По три утренны зари (да по три вечёрны зари), нагарка́л силы — не стало в городе упоме́щиваться. Силы нагарка́л. «Ну тепере, Марья Чернявка, пойду по три вечерны зари опеть припасу гарка́ть». Сел, нагарка̀л — господи батюшко, не стало в городе упомещиваться.
«Пойду я тепере на базар дорогих быков купить!.. А, ведь, надо их кормить!» Дваччеть пять быков дорогих самых купил. «Топере вари, а я пойду стольё ладить да ска́терки слать (надо детей кормить)». Вот говядину уварила она; он доспел все, ска́терки наслал. «Ну, дети, садитёся! Солдаты, кушайтё, пейтё! Как за белого чяря служили, так и за меня служитё! измены не делайтё!»
Откормил их, как следно. «Ну айда-тё!
Сказка о Емельяне-дураке, Красном Колпаке. Лубочный лист.

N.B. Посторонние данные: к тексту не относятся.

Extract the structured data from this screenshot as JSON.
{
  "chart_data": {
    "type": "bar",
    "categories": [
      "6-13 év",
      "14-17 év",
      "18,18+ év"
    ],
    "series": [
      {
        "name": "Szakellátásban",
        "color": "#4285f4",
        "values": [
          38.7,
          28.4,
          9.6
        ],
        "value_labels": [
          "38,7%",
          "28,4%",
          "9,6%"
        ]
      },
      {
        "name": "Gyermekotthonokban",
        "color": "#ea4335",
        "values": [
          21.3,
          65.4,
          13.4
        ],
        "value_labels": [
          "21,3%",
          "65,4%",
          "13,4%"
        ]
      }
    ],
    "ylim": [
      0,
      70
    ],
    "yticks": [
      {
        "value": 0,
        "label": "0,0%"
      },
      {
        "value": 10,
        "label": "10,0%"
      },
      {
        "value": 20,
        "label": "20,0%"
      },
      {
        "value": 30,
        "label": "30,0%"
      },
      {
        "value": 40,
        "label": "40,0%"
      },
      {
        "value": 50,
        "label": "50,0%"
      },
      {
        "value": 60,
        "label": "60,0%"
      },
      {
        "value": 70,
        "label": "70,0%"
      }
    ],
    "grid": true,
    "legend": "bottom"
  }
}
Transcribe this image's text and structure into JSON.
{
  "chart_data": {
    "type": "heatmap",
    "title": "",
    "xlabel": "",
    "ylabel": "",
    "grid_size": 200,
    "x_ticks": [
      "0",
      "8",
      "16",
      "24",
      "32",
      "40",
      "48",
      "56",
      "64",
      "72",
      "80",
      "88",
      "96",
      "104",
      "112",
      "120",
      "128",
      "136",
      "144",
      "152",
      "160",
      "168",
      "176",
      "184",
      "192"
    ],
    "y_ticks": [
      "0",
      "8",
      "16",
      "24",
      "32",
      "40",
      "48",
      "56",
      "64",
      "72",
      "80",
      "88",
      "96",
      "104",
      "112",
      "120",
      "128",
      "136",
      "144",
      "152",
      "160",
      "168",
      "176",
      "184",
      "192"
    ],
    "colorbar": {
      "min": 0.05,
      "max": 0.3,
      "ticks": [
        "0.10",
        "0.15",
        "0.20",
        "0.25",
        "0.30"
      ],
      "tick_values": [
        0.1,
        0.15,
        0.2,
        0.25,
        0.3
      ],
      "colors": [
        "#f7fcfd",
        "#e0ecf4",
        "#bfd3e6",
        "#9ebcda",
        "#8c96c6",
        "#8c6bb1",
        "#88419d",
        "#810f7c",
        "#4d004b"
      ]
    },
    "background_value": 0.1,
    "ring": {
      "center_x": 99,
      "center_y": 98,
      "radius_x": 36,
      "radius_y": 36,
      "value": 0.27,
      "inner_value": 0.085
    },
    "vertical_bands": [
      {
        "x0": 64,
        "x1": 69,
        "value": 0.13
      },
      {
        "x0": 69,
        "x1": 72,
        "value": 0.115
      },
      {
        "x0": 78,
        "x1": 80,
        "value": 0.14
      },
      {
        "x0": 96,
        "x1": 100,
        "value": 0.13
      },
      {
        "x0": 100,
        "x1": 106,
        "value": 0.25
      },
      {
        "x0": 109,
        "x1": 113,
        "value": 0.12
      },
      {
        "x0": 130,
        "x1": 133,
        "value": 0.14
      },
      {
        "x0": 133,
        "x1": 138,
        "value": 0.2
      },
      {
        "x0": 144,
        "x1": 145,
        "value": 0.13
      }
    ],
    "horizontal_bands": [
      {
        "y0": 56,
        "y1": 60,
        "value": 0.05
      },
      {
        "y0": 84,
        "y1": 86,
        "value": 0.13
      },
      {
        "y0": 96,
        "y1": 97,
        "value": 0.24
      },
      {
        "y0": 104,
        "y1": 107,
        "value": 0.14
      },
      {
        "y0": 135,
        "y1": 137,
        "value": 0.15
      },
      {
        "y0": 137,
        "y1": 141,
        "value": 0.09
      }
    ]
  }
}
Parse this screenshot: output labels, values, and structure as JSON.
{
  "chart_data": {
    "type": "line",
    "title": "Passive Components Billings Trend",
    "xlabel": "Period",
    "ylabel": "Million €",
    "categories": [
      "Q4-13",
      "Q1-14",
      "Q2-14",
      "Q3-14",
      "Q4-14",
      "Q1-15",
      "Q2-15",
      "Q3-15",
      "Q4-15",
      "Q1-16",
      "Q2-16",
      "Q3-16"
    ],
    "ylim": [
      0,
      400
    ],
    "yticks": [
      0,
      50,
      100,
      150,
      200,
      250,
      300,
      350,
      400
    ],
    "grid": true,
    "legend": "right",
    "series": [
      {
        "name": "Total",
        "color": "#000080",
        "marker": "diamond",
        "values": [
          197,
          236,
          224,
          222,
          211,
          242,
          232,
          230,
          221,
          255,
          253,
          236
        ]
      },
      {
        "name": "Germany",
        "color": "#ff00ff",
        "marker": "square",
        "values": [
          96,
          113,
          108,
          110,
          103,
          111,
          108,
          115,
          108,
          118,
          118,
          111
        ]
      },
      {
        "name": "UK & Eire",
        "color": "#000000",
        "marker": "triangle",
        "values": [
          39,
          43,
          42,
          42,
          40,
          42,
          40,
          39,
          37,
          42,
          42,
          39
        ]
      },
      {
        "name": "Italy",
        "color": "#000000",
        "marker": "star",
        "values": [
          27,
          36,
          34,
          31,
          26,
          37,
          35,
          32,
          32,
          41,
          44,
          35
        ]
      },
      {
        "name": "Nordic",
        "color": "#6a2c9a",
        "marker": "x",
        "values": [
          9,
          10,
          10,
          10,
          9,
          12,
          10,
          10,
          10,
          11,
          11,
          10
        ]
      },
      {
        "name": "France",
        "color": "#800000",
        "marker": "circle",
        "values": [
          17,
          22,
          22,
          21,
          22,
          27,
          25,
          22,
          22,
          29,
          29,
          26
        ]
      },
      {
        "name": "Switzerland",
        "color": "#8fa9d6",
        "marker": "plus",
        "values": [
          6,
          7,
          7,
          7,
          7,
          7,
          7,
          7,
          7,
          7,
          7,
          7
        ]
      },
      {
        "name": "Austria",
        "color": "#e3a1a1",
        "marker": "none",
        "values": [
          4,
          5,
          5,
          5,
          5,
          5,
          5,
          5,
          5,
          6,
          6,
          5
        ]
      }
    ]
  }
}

Как там станут палить-ту от тесьтя, вы все — пули, ядра — в лодку кладитё (к себе на колени), не палитё!» Тамотка все выпалили; у тестя и выпалить нечем: ничего нет, все вышло. «Ну, дети мои, возьмитё, как с овина снопы валятся, так и их там беритё». Вот принялись; весь город выпалил и детей всех (солдатов-то) у тестя прибил.

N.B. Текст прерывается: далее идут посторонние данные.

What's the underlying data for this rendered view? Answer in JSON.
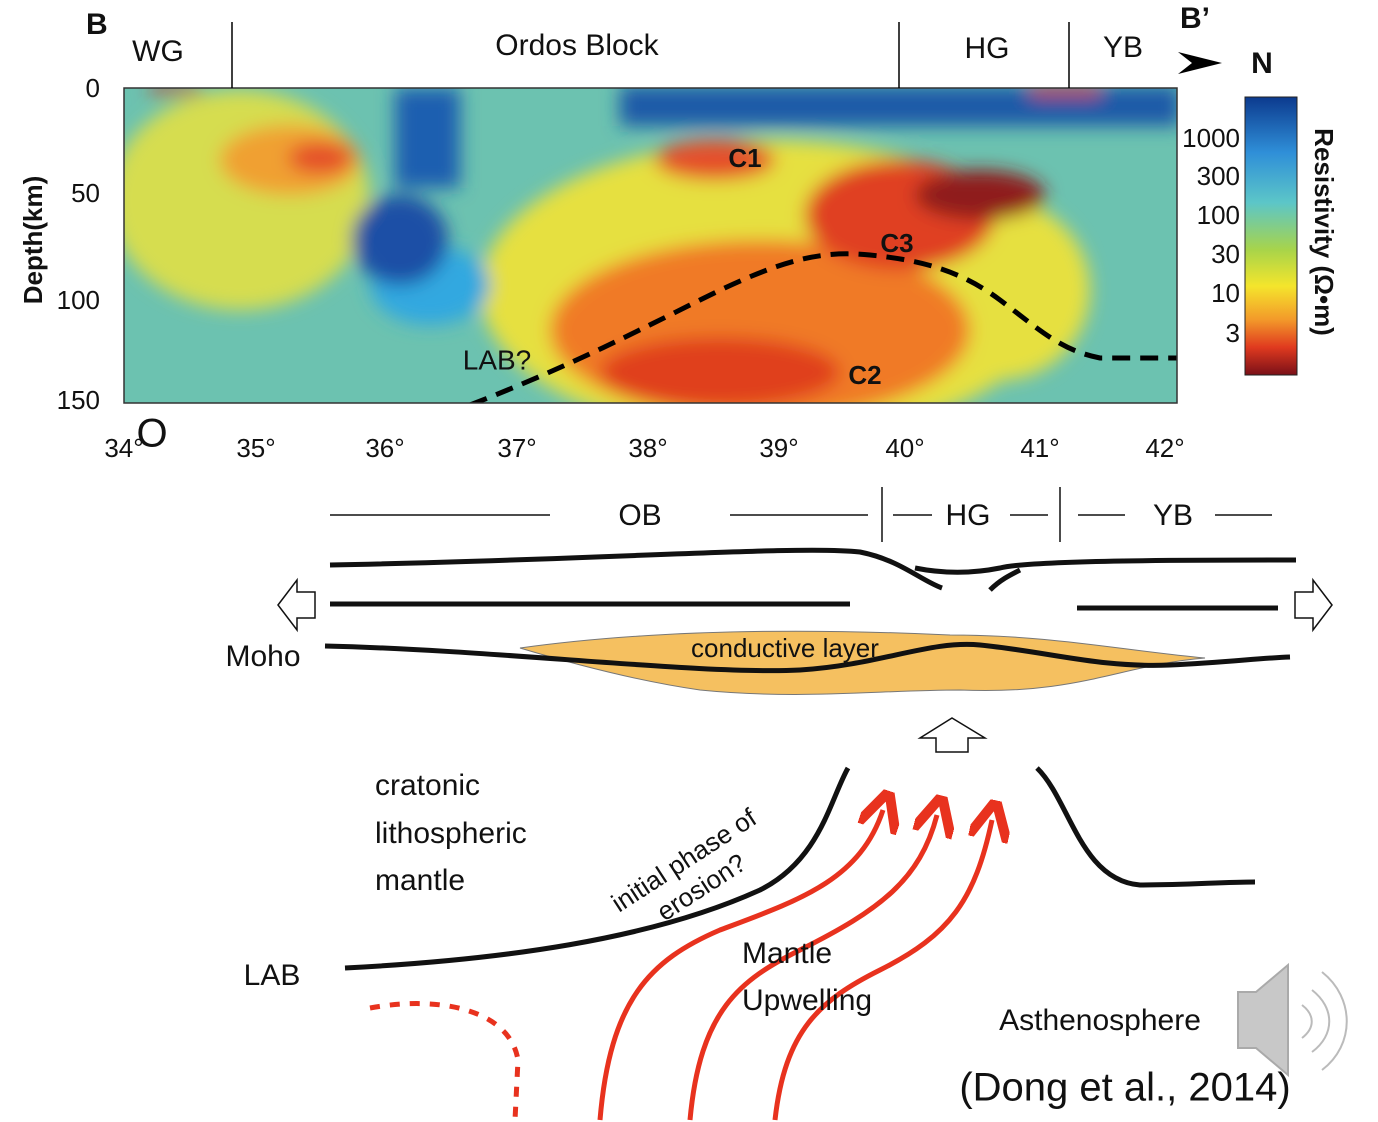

«Ну, тепере поедём ко мне в гости!» — тестю говорит. «Глаза́-те защурь!» Глаза-те защурил, — уж он в горниче и очутился, на лавочке (попиваёт и поедаёт). «Я сколь етим местом бывал, горы не видал. Откуда и гора взялася? Откуда город взялся? Откуды вы взялися?» — Вышла Марья Чернявка. «Это я, батюшко — бает — а ето Омельянушко».
Его там угостили, как следно. «Уведитё в чисто поле, на ворота посадитё, ростреляйтё, и пепел розвейтё!» Так и сделали, увели его, разо́стрелили и пепел розвеяли.